Em São Paulo, o ITCMD é de 4% e em cima disso podemos criar uma situação fictícia – nem um pouco fora da realidade, no entanto – com a intenção de dramatizar a garfada:
1 – Você tem finalmente um dinheirinho sobrando e compra uma casinha modesta na periferia da cidade e paga R$ 30 mil nela;
2 – Durante vinte e cinco anos, você investe na casa, reforma, amplia, melhora a estrutura, instala uma pequena piscina, constrói um pequeno galpão com churrasqueira e mesa de bilhar, esparrama um gramado para a meninada jogar vôlei… Ao cabo desses vinte e cinco incansáveis anos, a casinha está valendo, digamos, R$ 1 milhão.
3 – Nesses vinte e cinco anos, no que o Estado (como um todo) contribuiu para seu investimento na casa?
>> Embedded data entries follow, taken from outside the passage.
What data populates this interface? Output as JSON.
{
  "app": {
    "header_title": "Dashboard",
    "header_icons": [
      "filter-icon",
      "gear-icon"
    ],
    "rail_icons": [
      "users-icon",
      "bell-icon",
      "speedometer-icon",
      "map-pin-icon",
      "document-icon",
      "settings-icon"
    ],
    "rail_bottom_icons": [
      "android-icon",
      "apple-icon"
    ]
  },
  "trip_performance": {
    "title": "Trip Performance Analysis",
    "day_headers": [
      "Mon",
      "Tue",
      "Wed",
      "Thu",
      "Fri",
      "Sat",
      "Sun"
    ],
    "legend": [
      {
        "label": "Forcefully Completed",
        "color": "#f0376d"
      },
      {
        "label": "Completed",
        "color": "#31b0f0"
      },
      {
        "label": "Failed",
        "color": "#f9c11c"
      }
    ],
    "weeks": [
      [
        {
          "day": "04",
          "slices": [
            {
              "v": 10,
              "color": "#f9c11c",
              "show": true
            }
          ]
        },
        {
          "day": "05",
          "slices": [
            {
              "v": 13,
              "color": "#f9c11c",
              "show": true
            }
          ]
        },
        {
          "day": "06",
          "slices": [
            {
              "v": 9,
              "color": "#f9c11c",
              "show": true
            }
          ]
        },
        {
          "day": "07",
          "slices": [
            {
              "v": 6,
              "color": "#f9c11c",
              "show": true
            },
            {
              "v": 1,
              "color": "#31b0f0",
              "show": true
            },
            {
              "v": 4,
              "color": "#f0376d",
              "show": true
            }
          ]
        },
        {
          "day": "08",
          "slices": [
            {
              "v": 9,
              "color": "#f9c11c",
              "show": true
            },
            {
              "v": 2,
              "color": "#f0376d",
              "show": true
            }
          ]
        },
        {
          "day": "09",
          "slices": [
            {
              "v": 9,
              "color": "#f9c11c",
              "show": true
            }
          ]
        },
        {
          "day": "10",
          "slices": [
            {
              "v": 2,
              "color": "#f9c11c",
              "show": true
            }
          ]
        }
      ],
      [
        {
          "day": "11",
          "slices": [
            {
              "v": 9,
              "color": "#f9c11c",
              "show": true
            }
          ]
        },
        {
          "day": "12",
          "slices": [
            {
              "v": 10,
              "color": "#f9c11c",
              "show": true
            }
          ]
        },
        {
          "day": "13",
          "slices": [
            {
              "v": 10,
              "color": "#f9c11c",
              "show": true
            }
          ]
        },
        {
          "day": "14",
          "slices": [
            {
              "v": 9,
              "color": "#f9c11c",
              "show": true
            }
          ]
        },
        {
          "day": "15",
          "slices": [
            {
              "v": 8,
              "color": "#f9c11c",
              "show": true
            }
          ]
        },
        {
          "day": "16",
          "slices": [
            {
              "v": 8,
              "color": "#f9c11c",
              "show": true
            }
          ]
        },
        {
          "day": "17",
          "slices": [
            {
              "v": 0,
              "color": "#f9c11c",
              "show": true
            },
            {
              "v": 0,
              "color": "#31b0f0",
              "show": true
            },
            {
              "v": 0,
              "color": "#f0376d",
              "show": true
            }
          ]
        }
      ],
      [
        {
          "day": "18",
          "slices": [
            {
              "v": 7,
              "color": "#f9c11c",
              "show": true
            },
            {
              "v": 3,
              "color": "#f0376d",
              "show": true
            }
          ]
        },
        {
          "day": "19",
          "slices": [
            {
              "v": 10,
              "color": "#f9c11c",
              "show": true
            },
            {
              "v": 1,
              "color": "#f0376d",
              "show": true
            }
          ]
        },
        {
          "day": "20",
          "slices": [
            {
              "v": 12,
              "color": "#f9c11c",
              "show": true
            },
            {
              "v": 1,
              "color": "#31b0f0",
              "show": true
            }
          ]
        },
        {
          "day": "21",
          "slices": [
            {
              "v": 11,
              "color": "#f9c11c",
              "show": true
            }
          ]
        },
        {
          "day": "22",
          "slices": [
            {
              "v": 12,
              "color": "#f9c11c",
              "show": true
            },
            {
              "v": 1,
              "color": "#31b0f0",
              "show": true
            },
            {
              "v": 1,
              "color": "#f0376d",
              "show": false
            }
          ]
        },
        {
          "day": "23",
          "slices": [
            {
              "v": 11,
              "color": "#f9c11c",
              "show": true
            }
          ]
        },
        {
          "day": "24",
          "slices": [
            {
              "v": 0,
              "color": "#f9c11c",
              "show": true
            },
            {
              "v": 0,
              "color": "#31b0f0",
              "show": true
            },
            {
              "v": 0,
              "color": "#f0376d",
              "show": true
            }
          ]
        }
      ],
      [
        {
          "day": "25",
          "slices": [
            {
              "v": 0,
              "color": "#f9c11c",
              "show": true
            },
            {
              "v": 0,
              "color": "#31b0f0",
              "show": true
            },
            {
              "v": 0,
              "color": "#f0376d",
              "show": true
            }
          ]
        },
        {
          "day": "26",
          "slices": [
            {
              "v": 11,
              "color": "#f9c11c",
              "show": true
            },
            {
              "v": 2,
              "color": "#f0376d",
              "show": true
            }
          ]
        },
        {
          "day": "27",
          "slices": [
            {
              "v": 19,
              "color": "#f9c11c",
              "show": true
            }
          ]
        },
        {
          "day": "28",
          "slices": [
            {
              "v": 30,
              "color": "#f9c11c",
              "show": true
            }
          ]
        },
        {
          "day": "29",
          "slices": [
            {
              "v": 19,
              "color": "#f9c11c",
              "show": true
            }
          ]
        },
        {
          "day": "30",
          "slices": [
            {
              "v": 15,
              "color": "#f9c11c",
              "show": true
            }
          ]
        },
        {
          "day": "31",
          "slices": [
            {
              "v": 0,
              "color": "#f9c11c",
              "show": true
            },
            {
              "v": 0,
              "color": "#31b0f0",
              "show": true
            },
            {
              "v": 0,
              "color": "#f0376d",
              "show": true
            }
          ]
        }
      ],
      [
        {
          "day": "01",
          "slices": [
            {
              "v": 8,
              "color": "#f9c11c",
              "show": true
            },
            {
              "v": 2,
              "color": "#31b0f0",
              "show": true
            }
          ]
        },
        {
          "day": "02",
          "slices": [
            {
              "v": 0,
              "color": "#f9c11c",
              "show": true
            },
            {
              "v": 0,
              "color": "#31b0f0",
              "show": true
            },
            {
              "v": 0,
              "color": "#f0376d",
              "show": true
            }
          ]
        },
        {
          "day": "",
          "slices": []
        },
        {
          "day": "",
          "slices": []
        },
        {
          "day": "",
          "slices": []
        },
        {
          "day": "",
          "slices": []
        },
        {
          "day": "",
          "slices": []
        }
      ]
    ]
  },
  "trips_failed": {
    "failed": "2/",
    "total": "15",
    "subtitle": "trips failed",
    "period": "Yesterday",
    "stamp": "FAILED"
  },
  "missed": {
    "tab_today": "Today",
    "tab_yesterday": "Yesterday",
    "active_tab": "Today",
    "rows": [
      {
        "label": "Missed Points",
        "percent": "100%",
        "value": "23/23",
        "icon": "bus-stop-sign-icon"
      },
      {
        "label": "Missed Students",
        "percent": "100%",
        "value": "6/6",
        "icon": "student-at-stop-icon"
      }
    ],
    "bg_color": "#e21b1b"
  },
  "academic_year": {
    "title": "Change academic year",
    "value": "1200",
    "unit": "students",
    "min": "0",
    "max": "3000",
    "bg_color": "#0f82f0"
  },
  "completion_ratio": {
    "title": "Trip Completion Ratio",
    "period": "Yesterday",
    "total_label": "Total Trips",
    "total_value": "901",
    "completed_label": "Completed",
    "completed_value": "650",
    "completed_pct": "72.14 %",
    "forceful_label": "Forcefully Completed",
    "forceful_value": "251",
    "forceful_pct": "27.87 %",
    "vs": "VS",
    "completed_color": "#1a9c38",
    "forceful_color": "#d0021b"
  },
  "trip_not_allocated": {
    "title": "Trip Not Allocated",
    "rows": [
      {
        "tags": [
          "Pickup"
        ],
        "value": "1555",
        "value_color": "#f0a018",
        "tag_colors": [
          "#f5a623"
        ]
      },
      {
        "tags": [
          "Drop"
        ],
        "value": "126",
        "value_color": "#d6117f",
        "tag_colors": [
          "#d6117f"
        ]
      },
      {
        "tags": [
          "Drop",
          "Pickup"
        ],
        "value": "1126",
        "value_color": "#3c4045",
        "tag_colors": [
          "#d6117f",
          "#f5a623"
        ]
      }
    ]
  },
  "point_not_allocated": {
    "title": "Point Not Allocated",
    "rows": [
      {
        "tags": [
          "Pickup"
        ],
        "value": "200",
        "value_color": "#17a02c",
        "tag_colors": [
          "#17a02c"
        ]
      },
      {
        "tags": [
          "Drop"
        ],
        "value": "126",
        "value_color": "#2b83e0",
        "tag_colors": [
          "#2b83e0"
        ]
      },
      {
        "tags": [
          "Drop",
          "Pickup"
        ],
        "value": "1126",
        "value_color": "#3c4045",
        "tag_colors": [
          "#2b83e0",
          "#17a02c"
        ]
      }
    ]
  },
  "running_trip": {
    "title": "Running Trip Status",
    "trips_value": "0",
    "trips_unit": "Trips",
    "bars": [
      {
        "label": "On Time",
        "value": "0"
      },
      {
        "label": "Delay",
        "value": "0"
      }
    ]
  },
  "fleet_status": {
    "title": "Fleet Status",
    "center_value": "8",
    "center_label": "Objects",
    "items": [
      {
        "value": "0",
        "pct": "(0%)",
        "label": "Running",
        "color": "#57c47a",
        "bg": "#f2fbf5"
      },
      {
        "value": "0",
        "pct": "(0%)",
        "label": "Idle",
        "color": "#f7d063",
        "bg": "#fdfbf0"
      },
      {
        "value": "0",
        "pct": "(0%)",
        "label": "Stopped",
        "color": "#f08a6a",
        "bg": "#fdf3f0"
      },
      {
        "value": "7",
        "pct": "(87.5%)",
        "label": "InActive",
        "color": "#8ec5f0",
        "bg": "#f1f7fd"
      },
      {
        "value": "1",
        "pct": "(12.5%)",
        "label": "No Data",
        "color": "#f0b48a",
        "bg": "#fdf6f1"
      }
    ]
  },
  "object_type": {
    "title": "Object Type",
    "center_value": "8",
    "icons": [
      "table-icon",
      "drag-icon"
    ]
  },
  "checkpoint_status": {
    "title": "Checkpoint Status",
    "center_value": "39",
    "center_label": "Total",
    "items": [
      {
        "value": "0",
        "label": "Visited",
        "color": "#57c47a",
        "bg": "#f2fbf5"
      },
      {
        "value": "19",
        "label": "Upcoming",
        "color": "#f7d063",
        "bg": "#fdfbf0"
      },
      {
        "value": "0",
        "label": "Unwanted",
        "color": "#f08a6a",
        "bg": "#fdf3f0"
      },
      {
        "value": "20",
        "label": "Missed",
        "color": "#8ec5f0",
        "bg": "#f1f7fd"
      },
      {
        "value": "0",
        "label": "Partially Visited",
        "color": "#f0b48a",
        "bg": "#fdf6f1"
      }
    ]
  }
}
Em resumo: cobrou ICMS sobre cada tijolo ou saco de cimento empregado na reforma e ampliação; cobrou contribuição previdenciária dos operários das obras; cobrou IPTU progressivo a cada ampliação da moradia; cobrou ISS abusivo sobre o metro quadrado das ampliações; cobrou ICMS sobre os equipamentos advindos com as melhorias etc. etc. etc.
4 – Você morre – sim, é triste, mas é inevitável que isso aconteça – e o Estado, que passou a vida te extorquindo, vai extorquir agora as pessoas que vão herdar sua casa, a casa de que ele cobrou por cada passo de sua parte em direção à melhora. Acredite: R$ 40 mil do milhão que passou a valer sua casa vão ficar para o Estado, assim sem mais. Isso em São Paulo, porque em Santa Catarina o Estado ficaria com R$ 60 mil. E o valor da casa é avaliado pelo Estado, que é quem vai ficar com o butim. Nada impede que avalie com exagero, já que entrará como acusador e julgador. Mais ou menos como Sérgio Moro na Lava-Jato.
Só fiquei sabendo disso agora, depois que a esposa foi pedir a expedição da certidão de óbito da mãe dela e foi informada de que teria sessenta dias para iniciar o processo de inventário, sob pena de multa. Fiquei indignado. Acho todo processo arrecadatório injusto – porque sempre quem tem menos paga proporcionalmente mais – mas esse é ainda pior. É um esbulho.
Fica a sugestão para suas excelências e sua sanha por mudar a Constituição. Se bem que, pelas PEC que vi até agora, não creio que a intenção deles seja realmente melhorar a Carta Magna.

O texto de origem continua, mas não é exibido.